Elle nécessite des choix… des choix courageux, car nous vivons une épouvantable crise.
Alors, soit nous passons à côté de la chance de devenir des hommes nouveaux, grandis par l’épreuve …, soit nous restons tout simplement des gens qui ne pensent qu’à leur sécurité, leur frigo approvisionné pour des semaines, appliquant avec zèle toutes les consignes dictées par l’état providence.
Ce dilemme-là se pose à chacun de nous !
Je ne peux prendre de décision à votre place et vous, non plus, à la mienne.
L’héroïsme ne se décrète pas.
On l’assume !
Si nous parcourions un peu l’histoire, nous constaterions clairement qu’au cours d’épidémies, de guerres, de révolutions, seuls les hommes courageux
ont su résister à la panique, aux persécutions, à la collaboration…
Mes frères et sœurs bienaimés,
Sachant que le courage ne se vend pas à l’auberge [2] et que le seul courage est de parler à la première personne [3] , ne pensez pas que je remette en cause les mesures sanitaires et sécuritaires prises par les autorités, ecclésiales comprises.
Toutefois, quant à moi, je serais heureux que notre communauté passe et surpasse ce temps d’épreuve avec une belle force d’âme…
Saisissons cette occasion inattendue que Dieu nous donne pour découvrir qui nous sommes vraiment.
Que les masques que nous avons fabriqués pour notre usage personnel et social tombent…
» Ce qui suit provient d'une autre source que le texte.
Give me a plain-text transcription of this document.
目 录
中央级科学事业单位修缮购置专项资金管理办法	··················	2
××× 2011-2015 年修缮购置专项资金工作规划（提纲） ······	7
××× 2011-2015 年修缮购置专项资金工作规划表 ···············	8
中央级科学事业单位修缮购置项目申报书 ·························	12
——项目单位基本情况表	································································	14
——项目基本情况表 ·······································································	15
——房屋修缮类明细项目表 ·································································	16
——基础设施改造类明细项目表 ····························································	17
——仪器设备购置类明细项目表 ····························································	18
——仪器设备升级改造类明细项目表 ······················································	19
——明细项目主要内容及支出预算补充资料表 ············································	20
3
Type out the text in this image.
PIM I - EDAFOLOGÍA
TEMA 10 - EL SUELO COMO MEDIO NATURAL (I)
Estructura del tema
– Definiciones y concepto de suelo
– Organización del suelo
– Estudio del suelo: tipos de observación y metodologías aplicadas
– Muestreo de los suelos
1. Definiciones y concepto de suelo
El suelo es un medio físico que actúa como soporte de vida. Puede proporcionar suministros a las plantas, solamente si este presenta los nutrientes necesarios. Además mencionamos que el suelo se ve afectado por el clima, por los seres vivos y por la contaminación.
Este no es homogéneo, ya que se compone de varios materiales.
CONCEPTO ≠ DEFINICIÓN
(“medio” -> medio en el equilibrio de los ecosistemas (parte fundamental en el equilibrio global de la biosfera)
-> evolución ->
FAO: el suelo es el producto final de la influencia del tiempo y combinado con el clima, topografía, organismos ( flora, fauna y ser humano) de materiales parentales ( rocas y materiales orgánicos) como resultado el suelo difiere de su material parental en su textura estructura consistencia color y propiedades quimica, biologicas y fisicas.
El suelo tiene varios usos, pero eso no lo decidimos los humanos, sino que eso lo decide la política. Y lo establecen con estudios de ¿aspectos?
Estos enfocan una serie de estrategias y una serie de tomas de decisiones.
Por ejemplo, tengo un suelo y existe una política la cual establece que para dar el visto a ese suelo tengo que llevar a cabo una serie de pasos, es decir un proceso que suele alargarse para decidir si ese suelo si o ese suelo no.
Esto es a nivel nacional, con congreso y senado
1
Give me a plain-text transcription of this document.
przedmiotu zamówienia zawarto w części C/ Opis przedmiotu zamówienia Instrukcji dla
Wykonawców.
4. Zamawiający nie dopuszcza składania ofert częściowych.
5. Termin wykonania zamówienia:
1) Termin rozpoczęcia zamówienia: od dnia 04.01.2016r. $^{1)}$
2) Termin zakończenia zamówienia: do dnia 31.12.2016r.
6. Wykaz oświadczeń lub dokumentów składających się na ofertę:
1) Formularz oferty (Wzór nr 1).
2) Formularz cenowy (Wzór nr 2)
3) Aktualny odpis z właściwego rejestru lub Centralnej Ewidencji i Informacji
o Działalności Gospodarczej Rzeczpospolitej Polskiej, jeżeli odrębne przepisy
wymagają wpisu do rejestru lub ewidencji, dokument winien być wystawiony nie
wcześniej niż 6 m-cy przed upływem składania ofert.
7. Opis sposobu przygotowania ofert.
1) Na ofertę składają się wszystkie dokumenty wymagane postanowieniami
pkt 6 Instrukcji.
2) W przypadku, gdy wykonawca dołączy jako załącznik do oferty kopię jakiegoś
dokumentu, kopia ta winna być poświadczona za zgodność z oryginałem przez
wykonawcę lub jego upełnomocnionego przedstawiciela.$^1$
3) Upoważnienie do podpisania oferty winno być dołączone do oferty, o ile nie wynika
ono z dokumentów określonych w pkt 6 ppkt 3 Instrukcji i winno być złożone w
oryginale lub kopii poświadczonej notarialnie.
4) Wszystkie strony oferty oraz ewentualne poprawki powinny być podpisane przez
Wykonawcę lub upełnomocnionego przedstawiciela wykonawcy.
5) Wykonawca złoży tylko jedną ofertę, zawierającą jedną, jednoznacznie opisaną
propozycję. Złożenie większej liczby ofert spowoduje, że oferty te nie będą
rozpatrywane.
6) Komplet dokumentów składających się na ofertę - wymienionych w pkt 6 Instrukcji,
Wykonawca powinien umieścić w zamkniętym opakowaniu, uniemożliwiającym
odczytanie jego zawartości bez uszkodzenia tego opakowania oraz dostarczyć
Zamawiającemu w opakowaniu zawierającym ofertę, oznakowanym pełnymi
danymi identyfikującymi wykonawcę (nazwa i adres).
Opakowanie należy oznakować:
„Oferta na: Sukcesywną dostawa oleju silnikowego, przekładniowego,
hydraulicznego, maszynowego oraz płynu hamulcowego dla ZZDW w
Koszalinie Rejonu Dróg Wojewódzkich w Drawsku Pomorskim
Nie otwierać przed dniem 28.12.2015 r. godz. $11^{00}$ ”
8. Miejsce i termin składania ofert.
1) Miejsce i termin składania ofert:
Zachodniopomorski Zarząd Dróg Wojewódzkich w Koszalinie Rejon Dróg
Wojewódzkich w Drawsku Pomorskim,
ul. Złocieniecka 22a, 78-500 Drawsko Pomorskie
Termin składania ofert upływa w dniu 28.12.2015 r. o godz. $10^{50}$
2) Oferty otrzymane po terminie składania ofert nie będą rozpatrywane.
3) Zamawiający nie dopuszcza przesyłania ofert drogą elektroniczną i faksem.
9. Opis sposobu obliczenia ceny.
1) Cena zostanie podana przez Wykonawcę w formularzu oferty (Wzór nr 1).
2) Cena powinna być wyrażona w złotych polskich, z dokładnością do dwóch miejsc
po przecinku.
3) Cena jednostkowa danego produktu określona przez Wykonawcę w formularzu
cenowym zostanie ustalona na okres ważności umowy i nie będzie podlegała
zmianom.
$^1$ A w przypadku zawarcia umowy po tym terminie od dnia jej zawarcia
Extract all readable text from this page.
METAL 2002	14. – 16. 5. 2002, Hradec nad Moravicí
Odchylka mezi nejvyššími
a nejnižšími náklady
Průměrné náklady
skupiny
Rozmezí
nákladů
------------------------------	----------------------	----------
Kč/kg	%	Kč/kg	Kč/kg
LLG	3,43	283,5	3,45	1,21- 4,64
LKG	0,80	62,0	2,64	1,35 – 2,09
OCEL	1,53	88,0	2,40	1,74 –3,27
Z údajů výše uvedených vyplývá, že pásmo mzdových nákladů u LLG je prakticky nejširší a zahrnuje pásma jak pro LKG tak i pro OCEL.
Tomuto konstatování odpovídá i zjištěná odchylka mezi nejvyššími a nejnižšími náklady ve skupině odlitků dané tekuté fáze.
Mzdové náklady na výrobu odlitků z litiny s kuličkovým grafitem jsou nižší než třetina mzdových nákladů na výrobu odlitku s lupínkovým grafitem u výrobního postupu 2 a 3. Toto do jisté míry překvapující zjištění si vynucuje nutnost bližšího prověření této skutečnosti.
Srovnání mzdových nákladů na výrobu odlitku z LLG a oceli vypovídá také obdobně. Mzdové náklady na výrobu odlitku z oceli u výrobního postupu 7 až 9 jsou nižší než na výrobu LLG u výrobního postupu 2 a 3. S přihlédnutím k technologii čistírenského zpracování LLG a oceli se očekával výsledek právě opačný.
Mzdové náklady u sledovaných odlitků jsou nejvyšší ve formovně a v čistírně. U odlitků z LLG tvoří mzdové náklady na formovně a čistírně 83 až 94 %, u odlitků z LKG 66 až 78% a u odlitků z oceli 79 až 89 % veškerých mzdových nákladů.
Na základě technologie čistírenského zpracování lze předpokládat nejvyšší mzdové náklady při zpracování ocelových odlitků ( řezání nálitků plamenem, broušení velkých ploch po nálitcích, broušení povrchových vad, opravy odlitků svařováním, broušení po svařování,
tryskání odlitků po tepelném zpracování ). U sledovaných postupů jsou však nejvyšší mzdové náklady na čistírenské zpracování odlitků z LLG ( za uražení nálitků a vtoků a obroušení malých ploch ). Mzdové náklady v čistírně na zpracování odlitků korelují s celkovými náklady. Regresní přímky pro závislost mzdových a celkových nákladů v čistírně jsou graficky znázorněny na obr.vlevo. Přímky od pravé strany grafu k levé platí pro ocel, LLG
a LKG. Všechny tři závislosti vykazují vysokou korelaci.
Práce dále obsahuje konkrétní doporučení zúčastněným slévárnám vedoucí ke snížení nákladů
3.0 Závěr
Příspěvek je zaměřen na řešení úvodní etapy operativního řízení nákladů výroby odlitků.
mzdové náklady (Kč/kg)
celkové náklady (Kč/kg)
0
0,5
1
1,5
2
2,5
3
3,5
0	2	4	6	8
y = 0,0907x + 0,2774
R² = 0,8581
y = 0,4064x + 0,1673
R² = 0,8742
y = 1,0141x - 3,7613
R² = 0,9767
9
Ne soyons pas comme ces compatriotes de Moïse, qui, manquant d’eau, mettaient en doute la providence divine et récriminaient contre lui.
Bien évidemment, soyons prudents, car la prudence est l’une des vertus chrétiennes, mais un archevêque de Bruxelles, entre-autres, durant la première guerre mondiale, la cardinal Mercier avait remarqué astucieusement :
quand la prudence est partout, le courage n’est nulle part.